2018年は、6〜11月に10回の実験走行、11月に本走行、各チームが開発で得た成果をシンポジウムで発表、全国から大学研究室チーム中心で個人参加も含め63チーム・75台が参加しました。私たちは「産業技術大学院大学チーム大久保」というチーム名で、「産技大1号」というロボットを参加させました。本走行での結果は、スタート地点で既定時間内にスタートさせる事ができず、残念ながらDo Not Startと言う結果でした。しかしながら、本走行後の検証では20m程度走行でき、また3ヶ月という超短期間のスケジュールで移動ロボットを形にする事が出来たこと、来年に向けて技術と経験が蓄積できたこと、何よりロボット技術への高い意欲を獲得することができたと思っています。
AIITの学生だけで、つくばチャレンジに向けてロボットを開発するのは2018年が初めてで、失敗と模索、試行錯誤の連続で、終わってみれば4つの課題があったと思います。
- チームメンバーの交代
AIITは社会人と留学生が中心で、授業受講の時間を捻出するのに精一杯の学生が多いです。開発開始6月からいた創造技術専攻のメンバーの何名かは業務多忙により離脱、代わりに情報アーキテクチャ専攻からも加わり、実働メンバー9名がそろったのは8月で、実質3ヶ月でのロボット製作となりました。 - 時間の捻出
社会人学生の大半は、日中勤務の後、夜に授業受講、レポートを書き、翌日また勤務をします。つまり平日は開発に時間を裂くことができません。土曜日は夕方まで授業があります。結果として、土曜の夕方から深夜までのわずかな時間と日曜しか開発時間を捻出ことが出来ませんでした。 - 実験走行への参加不可能
つくばチャレンジでは、6月から11月にかけ10回程度、現地のデータを取得、実験走行を行えます。しかし日程は、土曜日・日曜日・祝日に設定されていますが、AIITでは土曜日・祝日は授業開講のため、日曜日3回しか参加する事が出来ませんでした。 - 経験の不足
つくばチャレンジでは、実験場所の市役所駐車場にチームのドックを設営できますが、テント・発電機など、さまざまな機材を各自で用意する必要がありますし、ロボットや実験機材の運搬もチームが行います。屋外の道を走らせるためのロボットの強度を保たなければなりません。また、本走行の時には時間内にロボットを操作、スタートさせなくてはいけません。初めての参加という事でどのようにロボットを作れば良いか、走行時にはどのようなことをチームで行わなければならないか、ルールはどのようになっているか、と言った経験が不足していました。

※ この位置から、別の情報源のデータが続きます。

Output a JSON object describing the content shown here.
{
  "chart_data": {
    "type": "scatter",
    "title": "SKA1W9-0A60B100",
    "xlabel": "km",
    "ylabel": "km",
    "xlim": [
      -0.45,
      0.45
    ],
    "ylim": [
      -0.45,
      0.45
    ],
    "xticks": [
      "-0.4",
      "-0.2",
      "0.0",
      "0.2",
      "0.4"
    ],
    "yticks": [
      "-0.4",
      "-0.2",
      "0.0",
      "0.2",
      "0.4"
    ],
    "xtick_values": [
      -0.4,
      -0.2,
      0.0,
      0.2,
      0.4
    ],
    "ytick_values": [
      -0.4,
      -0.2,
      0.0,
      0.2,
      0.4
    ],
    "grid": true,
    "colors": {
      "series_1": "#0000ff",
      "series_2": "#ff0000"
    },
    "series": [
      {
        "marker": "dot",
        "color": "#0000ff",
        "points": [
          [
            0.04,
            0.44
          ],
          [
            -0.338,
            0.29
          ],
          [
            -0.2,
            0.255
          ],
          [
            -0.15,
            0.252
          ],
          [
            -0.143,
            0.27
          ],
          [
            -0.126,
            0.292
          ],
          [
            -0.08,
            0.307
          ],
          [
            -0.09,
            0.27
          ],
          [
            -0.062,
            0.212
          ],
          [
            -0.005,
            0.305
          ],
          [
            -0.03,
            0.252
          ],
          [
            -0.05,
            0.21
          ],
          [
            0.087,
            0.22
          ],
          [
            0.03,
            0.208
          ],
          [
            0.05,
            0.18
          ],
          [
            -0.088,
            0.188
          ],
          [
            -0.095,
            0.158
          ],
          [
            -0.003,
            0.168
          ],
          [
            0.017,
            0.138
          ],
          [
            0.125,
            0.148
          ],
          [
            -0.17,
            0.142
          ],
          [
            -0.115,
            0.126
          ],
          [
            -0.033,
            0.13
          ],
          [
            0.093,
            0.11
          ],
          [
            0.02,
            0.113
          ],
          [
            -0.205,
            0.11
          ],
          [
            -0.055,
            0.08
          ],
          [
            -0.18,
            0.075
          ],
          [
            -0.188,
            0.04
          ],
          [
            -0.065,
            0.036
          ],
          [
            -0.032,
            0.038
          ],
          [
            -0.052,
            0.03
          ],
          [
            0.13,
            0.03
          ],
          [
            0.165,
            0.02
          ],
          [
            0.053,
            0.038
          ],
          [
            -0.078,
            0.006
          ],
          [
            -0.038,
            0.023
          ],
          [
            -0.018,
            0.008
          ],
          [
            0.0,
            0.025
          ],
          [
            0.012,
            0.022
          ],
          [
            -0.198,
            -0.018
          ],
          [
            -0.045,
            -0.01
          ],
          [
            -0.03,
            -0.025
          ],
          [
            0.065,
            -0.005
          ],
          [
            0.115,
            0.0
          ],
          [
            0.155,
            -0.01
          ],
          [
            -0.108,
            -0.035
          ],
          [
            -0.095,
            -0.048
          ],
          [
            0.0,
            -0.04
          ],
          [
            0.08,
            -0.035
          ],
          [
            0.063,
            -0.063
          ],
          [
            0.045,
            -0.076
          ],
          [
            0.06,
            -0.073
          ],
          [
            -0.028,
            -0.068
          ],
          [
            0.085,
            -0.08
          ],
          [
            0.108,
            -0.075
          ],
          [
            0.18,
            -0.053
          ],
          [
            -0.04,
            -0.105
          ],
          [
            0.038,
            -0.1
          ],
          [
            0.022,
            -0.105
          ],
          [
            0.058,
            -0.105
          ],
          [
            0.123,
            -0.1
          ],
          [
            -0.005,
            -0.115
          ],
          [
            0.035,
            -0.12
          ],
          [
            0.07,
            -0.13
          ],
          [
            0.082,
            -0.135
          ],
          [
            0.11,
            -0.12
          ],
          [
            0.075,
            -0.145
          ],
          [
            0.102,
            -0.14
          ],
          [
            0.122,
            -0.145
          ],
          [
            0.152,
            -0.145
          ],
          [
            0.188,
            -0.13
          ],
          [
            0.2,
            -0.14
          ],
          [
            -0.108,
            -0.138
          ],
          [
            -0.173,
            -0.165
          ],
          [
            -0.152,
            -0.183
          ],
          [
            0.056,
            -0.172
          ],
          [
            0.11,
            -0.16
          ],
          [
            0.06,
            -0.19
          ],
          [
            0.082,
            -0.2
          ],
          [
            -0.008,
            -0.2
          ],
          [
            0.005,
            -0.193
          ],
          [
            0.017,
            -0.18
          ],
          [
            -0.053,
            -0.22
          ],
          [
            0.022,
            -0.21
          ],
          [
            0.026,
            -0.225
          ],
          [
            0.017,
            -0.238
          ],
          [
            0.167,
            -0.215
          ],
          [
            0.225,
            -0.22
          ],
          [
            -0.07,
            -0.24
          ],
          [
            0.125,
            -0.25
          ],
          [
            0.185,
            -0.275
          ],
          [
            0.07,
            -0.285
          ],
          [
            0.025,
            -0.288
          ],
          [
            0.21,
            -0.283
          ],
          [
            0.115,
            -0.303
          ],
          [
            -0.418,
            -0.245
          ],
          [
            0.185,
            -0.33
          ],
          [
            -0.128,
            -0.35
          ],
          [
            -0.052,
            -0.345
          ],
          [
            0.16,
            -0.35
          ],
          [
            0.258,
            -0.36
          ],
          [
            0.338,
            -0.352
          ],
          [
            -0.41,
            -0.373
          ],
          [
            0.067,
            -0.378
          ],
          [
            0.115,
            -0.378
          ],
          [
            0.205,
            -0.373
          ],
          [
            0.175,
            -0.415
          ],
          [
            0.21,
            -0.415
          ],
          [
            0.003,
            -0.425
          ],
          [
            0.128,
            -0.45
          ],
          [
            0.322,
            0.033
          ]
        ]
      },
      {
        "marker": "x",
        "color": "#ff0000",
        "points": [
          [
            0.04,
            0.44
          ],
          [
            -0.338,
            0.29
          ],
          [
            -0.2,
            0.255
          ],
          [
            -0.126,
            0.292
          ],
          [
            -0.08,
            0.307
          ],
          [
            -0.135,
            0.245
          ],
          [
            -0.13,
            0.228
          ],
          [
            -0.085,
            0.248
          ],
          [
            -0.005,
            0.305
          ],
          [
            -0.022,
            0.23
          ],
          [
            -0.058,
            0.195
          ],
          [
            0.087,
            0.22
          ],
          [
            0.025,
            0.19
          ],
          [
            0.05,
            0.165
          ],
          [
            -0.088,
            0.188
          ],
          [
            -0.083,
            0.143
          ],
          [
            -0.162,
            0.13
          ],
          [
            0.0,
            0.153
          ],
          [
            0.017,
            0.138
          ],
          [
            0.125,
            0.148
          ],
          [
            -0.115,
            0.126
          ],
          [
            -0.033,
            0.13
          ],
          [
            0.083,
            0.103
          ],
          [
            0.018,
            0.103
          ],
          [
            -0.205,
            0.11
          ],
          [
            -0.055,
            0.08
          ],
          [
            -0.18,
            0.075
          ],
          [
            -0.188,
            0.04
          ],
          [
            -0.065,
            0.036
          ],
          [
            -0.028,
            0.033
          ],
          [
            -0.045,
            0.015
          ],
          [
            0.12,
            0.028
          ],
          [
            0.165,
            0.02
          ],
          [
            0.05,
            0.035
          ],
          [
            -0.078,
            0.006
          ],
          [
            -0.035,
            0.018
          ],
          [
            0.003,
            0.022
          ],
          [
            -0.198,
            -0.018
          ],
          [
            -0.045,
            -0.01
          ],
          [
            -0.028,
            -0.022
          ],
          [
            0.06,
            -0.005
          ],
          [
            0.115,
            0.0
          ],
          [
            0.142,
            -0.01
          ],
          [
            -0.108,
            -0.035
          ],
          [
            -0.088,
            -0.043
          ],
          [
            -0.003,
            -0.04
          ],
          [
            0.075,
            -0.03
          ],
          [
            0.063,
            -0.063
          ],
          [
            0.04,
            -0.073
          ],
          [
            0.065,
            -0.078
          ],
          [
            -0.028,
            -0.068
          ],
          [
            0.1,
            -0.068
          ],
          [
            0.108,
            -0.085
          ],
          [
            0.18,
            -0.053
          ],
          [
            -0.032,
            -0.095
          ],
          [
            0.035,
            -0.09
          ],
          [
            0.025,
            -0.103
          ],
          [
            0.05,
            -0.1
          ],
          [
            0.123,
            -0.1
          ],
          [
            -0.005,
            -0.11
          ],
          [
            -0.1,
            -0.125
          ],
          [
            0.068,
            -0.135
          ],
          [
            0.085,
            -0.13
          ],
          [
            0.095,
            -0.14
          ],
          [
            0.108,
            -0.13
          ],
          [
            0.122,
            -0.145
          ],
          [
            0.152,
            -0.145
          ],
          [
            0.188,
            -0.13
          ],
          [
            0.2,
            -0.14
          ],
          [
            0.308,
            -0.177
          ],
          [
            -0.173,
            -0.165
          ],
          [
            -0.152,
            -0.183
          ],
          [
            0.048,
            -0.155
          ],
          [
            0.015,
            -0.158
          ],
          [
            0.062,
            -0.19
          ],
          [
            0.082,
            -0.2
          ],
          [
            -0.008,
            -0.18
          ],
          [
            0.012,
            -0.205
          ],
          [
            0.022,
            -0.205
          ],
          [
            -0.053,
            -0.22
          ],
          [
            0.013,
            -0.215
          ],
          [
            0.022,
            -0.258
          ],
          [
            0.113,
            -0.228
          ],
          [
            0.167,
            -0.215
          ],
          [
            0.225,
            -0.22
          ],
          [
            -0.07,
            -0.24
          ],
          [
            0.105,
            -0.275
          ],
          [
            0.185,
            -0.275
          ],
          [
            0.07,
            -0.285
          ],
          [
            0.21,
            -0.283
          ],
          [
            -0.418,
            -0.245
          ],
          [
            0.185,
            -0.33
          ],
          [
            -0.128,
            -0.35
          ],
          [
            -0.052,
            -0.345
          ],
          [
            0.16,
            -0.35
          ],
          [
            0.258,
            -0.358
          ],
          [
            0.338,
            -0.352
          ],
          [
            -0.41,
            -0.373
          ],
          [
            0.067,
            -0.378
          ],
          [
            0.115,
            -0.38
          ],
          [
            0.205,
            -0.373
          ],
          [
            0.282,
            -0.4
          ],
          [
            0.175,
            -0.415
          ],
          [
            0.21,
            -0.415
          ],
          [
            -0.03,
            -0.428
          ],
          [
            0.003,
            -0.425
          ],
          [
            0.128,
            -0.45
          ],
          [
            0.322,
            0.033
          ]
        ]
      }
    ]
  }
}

そこで、これらの課題を補えるように、私達は次の様な手を打ちました。
- モジュールの使用
電気電子回路や機構部品を一から設計する事は時間必要で、また信頼性も低くなります。すでにモジュールとして販売されているものを多く使用しました。コストがかかること、自由度が効かないことがネックですが、設計時間を短縮する事ができました。 - オープンソースソフトウェア
ロボット自身が環境を認識し挙動を決めるため、知的な制御が必要です。知的制御には複雑で膨大な計算量が必要で、プログラムの開発には膨大な手間と時間がかかります。すでにインターネット上で公開されているプログラムであるオープンソースソフトウェアを多く使い、開発時間を削減しました。OS (Ubuntu)、ロボット制御のミドルウェア(ROS)、制御プログラムのベース(ORNE Navigation)などです。 - 参加実績のあるチームとの勉強会
法政大学理工学部創生科学科の小林研究室は、過去に何度もつくばチャレンジに参加、課題達成の経験を有します。研究室のメンバーに勉強会の開催をお願いし、技術を教示してもらいました。これにより開発スピードを加速できました。 - ラピッドプロトタイピング環境
部品は加工するため機材や手間が必要です。部品はCADをつかい設計、3Dプリンターで出力したり、部材を加工済みで購入したりするなど、ラピッドプロトタイピング環境を活用しました。 - コミュニケーションツール
チームメンバーは社会人が多いため、時間が合わないため、コミュニケーションは課題です。SlackやGoogle Drive、メーリングリスト、加えて週一回のミーティングで情報共有しました。
その結果、つくばチャレンジ2018に参加することができました。
お掃除ロボットは移動ロボットの技術がふんだんに使われた製品ですし、車の自動運転は自律移動技術の代表と言えます。他にも警備ロボット、障がい者支援ロボット、農業ロボットなど、多くの分野での自律移動ロボット技術の発展が期待されています。AIITの学生のキャリアアップ・チェンジのため技術の学修機会としてつくばチャレンジへの参加は有意義であったと感じています。さらに経験と技術を磨き2019年も参加したいと思っています。読まれているみなさんも、ご興味があれば一緒に開発を行いましょう。